He put out a hand to help. At the same moment a monstrous flipper struck at Planter, driving him deep under water.
He filled his lungs with air at the last moment, spun and tried to kick away. His enemy had its hooked claws in his clothing and was drawing him toward the dark cavern of its mouth. Planter struck with the knife he had snatched, and buried the blade in the slimy-green lower lip of the creature. It let go, and a cloud of blood—red as the blood of Earth's creatures—suddenly obscured the water, so that Planter could attempt another escape.
He reached the top once again. The giant held itself half out of the water, big and grotesque as some barbaric sculpture, one webbed hand held against its wounded mouth. As Planter came into view, its big, bitter eyes caught sight of him. Dropping its hand, it howled at him. All the Skygors at their watch-points echoed that howl and began to repeat their uncouth litany once again. The monster pursued as before.
But from his watch-window, Max threw his burly pugilist's body.
Coarsely built Max might have been. Stupid he undoubtedly was. Cowardly and clumsy he was not. As he flung himself into space, he shifted so that his feet were down. He drove them hard between the shoulders of the huge Skygor demon, and the impact of his flying weight drove it under water.

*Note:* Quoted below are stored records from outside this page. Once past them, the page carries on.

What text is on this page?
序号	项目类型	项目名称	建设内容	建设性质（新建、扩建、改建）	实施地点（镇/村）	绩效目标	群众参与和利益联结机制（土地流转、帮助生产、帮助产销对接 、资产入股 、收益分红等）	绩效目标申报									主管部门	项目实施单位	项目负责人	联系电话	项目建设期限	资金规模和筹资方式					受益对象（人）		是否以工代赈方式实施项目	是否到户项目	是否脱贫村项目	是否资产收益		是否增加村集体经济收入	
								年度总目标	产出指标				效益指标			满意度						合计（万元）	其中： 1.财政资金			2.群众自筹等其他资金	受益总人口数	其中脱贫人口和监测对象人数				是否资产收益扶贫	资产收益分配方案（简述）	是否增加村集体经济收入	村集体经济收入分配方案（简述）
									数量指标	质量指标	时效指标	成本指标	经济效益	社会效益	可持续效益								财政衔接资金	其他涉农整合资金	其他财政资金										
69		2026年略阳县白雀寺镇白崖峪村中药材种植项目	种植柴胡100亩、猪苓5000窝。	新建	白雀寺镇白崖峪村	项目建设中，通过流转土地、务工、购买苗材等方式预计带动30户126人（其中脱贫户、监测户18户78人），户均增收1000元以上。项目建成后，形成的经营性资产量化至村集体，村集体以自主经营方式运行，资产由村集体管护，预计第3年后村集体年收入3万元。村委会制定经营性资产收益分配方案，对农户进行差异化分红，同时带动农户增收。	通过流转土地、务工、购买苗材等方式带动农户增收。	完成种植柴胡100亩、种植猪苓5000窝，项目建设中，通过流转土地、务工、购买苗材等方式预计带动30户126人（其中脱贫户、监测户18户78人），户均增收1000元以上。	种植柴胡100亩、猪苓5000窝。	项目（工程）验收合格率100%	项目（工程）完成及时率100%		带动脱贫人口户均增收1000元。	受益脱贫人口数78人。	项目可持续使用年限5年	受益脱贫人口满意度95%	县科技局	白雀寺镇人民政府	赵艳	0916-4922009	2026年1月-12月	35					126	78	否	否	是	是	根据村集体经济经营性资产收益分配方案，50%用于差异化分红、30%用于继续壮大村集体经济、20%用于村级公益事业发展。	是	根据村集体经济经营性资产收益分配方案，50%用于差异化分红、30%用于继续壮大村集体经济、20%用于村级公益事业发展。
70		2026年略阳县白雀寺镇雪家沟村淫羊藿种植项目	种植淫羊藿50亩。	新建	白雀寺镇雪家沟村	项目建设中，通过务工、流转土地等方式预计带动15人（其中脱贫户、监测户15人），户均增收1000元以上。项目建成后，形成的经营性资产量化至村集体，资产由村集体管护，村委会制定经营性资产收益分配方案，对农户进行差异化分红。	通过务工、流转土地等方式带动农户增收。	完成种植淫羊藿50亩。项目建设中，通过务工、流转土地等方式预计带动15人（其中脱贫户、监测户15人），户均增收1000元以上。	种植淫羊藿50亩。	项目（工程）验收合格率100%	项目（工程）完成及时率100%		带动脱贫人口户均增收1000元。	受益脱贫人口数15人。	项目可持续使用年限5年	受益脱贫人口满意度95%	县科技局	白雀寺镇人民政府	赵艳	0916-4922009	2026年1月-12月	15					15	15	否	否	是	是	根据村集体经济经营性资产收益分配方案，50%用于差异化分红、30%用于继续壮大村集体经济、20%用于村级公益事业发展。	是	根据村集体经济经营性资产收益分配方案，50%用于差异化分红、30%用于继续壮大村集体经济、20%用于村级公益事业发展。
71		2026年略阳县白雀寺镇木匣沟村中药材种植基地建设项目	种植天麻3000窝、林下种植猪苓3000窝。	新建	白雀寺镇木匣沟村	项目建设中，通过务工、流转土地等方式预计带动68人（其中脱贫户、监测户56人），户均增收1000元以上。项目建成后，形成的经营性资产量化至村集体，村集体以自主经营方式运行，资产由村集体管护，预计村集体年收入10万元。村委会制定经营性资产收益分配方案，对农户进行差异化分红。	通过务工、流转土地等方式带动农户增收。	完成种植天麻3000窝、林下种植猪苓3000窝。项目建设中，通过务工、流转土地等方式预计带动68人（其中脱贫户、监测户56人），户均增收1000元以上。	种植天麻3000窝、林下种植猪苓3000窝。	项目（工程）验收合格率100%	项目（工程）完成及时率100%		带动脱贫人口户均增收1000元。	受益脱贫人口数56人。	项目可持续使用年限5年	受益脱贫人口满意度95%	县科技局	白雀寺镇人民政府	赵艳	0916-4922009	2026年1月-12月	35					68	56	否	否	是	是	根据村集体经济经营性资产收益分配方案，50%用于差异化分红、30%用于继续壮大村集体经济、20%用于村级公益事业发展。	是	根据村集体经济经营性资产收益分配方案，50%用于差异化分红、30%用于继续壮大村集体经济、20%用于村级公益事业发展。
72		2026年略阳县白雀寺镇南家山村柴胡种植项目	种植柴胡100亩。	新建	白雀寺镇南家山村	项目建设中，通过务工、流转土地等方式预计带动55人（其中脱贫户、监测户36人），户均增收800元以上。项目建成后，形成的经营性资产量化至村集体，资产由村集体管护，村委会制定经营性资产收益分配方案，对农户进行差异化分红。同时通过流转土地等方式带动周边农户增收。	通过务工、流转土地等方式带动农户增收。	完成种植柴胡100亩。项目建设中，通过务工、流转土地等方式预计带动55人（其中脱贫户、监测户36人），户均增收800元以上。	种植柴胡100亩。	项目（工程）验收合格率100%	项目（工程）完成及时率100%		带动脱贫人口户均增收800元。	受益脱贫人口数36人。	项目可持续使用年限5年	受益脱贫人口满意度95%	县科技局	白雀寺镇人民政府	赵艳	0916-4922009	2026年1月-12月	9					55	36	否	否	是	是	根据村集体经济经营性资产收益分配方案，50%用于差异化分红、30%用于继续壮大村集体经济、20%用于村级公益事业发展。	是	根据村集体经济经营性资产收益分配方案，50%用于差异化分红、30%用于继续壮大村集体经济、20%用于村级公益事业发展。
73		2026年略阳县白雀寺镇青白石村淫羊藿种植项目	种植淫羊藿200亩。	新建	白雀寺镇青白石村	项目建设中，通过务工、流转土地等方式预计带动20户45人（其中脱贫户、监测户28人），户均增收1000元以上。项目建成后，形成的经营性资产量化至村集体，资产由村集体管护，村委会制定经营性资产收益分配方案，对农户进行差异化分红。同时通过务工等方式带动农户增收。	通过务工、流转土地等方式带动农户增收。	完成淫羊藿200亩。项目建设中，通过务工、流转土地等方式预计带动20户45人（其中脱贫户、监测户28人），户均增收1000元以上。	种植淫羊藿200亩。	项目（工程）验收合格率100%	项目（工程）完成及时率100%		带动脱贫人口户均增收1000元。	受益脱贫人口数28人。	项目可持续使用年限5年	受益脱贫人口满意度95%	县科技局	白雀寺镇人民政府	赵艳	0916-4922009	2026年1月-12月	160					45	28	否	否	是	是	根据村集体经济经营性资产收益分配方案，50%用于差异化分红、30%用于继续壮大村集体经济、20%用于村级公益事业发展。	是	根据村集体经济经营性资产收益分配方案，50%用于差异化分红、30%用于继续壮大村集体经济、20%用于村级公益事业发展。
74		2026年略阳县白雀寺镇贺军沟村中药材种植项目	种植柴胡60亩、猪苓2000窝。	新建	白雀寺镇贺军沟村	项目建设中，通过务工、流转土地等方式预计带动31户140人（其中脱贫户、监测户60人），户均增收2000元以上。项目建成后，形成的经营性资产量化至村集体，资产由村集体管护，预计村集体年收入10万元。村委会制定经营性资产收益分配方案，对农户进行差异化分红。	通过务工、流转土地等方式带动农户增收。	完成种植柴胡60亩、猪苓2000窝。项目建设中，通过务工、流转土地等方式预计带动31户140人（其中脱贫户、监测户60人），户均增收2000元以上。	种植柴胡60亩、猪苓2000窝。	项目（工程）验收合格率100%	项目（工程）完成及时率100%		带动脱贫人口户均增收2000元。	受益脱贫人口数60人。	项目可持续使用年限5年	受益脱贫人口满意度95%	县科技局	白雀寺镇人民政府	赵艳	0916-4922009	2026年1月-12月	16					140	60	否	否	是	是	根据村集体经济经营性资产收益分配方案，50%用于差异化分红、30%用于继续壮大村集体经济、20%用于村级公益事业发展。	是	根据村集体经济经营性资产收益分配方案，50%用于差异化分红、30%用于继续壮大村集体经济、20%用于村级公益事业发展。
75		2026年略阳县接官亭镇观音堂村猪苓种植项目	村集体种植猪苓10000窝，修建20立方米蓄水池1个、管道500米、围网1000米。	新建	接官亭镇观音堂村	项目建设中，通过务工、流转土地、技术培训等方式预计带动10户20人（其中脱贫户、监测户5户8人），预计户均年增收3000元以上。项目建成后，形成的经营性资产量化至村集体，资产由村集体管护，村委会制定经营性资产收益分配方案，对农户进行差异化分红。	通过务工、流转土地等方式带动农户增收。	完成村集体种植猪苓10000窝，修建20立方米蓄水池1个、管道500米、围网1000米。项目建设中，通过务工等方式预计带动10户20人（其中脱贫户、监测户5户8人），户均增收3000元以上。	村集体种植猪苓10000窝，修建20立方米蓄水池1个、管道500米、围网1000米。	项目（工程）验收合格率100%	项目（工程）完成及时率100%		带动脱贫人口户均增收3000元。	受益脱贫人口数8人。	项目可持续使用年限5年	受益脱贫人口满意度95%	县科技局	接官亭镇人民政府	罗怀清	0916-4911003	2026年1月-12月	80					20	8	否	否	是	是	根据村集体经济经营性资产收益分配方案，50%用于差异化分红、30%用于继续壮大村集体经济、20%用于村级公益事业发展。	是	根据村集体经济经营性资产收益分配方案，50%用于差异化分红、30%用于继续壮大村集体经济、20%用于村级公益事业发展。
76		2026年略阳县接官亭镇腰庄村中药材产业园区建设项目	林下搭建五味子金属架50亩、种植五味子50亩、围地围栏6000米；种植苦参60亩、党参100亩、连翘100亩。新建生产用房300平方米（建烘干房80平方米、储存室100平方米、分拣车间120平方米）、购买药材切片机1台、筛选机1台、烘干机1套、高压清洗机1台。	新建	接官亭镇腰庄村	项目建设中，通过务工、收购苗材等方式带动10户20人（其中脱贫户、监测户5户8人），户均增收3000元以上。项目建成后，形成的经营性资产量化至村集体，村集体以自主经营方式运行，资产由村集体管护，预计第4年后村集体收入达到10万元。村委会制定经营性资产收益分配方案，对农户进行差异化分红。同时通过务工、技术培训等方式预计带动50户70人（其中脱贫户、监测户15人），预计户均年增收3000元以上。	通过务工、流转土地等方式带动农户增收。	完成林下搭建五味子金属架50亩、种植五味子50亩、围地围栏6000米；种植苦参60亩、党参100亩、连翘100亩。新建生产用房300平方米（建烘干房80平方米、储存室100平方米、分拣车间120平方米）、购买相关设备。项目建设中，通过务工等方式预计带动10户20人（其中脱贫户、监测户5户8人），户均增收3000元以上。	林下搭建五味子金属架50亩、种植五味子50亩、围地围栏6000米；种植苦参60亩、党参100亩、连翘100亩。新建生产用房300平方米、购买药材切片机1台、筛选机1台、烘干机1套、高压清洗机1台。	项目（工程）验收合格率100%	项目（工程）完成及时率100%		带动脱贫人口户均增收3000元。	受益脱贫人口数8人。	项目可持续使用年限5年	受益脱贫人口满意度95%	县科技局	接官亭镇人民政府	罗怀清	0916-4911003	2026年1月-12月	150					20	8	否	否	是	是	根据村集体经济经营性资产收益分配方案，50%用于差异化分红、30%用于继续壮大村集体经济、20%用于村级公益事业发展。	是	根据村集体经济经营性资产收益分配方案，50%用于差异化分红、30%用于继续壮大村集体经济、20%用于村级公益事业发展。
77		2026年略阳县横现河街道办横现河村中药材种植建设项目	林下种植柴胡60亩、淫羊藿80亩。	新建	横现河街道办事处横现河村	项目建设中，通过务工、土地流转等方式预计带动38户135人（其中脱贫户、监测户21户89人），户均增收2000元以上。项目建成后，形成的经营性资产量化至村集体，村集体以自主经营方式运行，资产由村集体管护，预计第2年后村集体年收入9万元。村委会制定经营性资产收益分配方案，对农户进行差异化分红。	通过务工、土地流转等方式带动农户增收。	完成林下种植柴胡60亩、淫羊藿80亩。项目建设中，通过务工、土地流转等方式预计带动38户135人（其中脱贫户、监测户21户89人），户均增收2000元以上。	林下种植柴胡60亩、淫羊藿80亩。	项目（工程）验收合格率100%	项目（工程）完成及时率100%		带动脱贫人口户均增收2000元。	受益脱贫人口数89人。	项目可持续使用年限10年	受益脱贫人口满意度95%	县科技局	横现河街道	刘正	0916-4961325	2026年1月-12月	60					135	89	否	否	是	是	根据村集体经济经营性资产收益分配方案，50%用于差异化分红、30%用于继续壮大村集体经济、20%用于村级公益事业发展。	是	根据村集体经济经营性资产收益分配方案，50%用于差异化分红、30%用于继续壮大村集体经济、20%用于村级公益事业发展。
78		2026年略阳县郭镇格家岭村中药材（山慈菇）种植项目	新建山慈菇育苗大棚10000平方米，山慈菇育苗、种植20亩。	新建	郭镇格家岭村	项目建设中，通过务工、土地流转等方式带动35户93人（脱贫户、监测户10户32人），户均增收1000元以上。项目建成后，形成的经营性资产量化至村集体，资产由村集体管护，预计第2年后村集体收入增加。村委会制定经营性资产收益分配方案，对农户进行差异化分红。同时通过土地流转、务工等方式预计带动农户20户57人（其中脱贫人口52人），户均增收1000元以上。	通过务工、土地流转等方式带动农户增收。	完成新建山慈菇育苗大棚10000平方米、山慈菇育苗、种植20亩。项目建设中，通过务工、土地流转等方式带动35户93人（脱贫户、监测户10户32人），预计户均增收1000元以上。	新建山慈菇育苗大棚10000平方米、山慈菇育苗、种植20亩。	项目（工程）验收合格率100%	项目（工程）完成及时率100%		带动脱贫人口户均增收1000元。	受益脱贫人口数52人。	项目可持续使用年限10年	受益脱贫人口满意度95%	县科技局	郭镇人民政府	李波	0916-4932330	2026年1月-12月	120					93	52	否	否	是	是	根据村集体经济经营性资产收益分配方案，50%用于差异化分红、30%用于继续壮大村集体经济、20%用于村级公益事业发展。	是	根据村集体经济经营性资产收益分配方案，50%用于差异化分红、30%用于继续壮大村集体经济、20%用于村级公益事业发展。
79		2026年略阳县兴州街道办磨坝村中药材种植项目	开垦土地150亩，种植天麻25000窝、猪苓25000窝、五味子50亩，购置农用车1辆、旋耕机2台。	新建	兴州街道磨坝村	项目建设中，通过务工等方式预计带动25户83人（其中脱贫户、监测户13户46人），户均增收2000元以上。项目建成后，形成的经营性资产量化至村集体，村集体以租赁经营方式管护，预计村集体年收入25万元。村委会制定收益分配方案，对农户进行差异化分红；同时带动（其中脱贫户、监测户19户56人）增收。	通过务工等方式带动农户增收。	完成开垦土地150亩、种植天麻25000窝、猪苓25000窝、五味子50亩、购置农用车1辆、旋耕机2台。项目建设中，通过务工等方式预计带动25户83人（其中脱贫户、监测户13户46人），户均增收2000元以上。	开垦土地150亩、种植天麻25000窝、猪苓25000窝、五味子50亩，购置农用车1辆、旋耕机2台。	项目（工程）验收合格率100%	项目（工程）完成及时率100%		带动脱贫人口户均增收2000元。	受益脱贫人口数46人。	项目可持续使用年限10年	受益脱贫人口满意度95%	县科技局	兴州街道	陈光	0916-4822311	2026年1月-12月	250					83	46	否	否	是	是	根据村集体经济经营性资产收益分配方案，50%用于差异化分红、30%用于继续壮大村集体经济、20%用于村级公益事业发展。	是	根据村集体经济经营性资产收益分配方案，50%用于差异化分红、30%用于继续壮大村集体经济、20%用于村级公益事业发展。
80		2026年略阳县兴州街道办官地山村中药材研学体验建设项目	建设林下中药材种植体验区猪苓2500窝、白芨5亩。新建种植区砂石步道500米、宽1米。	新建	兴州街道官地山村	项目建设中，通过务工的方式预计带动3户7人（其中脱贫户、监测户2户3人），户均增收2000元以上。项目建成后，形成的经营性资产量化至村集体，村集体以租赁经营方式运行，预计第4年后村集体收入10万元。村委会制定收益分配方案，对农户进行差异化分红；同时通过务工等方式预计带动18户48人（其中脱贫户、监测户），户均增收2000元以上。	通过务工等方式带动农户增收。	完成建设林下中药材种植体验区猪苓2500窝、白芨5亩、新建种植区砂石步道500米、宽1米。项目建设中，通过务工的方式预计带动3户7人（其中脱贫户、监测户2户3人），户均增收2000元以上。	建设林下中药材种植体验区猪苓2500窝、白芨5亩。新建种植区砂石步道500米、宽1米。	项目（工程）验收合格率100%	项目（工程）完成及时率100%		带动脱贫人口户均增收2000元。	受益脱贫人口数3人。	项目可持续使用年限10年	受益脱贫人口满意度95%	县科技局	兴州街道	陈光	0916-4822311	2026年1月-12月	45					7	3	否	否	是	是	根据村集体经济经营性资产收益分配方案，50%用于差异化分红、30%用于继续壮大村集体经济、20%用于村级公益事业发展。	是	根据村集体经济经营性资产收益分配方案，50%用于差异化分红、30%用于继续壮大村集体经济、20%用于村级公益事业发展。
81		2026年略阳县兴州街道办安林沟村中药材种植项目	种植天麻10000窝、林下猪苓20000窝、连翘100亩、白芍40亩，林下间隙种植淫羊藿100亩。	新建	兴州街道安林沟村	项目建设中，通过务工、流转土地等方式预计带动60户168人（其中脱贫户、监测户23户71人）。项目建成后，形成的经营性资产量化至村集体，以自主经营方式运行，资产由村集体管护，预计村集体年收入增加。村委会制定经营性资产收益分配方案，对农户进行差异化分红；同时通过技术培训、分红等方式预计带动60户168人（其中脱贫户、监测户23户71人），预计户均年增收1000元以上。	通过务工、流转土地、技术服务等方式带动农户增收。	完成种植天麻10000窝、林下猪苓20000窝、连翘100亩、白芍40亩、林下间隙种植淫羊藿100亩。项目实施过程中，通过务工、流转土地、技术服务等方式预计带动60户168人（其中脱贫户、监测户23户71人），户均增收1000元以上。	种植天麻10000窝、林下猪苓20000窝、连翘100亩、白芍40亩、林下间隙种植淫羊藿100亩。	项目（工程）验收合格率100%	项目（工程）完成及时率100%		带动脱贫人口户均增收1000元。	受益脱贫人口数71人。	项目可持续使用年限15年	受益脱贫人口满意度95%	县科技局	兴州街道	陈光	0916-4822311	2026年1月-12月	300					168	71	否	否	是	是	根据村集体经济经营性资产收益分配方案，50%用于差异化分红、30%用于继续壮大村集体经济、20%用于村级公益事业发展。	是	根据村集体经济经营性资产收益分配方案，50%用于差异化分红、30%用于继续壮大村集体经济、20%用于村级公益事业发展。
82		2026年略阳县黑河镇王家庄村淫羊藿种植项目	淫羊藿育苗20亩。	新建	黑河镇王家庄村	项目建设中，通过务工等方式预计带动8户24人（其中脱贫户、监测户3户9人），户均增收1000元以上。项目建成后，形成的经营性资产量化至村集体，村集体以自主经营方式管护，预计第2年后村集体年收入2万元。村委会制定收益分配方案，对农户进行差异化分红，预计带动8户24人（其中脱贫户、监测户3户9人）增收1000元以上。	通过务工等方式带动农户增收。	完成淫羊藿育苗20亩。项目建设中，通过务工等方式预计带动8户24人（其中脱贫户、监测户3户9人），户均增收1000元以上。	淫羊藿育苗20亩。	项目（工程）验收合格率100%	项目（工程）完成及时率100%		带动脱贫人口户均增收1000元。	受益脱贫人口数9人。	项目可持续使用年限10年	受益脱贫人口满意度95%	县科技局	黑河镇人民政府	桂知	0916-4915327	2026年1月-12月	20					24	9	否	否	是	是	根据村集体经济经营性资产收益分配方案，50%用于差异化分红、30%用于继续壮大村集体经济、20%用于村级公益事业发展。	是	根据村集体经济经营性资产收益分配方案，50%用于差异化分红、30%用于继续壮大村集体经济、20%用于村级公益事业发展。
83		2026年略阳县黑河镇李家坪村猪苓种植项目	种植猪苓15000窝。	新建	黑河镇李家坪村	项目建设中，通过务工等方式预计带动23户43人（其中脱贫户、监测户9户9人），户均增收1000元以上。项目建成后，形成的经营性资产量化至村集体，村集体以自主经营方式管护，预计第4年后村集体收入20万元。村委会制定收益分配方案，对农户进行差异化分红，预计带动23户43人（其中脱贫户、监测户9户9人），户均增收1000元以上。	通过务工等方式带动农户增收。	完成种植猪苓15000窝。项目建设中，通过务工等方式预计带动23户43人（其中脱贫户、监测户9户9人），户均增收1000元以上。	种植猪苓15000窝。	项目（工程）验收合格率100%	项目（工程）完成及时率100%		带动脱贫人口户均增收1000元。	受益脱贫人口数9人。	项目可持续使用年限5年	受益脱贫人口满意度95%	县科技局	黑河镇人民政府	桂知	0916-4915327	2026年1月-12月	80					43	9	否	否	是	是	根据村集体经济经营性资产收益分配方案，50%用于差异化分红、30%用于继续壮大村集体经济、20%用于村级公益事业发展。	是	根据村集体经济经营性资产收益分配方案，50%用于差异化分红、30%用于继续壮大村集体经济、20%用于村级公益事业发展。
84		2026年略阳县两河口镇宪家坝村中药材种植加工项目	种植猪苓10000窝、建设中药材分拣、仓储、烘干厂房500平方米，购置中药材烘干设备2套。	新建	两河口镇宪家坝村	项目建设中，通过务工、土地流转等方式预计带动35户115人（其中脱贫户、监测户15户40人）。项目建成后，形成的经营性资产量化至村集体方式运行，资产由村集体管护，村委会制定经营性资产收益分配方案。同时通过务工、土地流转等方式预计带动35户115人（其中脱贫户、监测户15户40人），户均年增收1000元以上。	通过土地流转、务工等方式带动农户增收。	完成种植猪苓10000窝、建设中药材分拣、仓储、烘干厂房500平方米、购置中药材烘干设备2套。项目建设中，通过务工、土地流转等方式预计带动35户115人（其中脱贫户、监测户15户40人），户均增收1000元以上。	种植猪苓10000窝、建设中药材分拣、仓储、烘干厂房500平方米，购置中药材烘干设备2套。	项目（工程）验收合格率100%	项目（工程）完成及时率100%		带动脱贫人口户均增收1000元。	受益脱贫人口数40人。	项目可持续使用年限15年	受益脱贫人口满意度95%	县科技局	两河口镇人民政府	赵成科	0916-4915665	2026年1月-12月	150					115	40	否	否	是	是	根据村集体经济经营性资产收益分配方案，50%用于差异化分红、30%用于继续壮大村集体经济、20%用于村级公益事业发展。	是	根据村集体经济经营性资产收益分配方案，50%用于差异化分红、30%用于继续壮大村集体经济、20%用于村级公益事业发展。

"Get out of here!" yelled Max at Planter. "Get out!"
He had time for no more, for he, too, submerged. Planter clasped his knife in his teeth, and turned in the water. He could not desert that plucky rescuer.
Righting itself, the big Skygor grimaced under the troubled, gory surface. It was having trouble—more trouble than ever before in its freakish, idle, overstuffed life as deity and champion of the community. Two alien dwarfs, of a species it had looked on hitherto as only enticing meat, were viciously attacking and wounding it. Hunger was overlaid by a stern lust for vengeance.
It spied one of the enemy very close, swimming away. Max was not as much at home in the water as Planter, and he could not dodge its grasping talons. Treading water, the thing hoisted him clear, as a child might lift a kitten. Its other paw struck him, with openwebbed palm, hard as a mule's kick.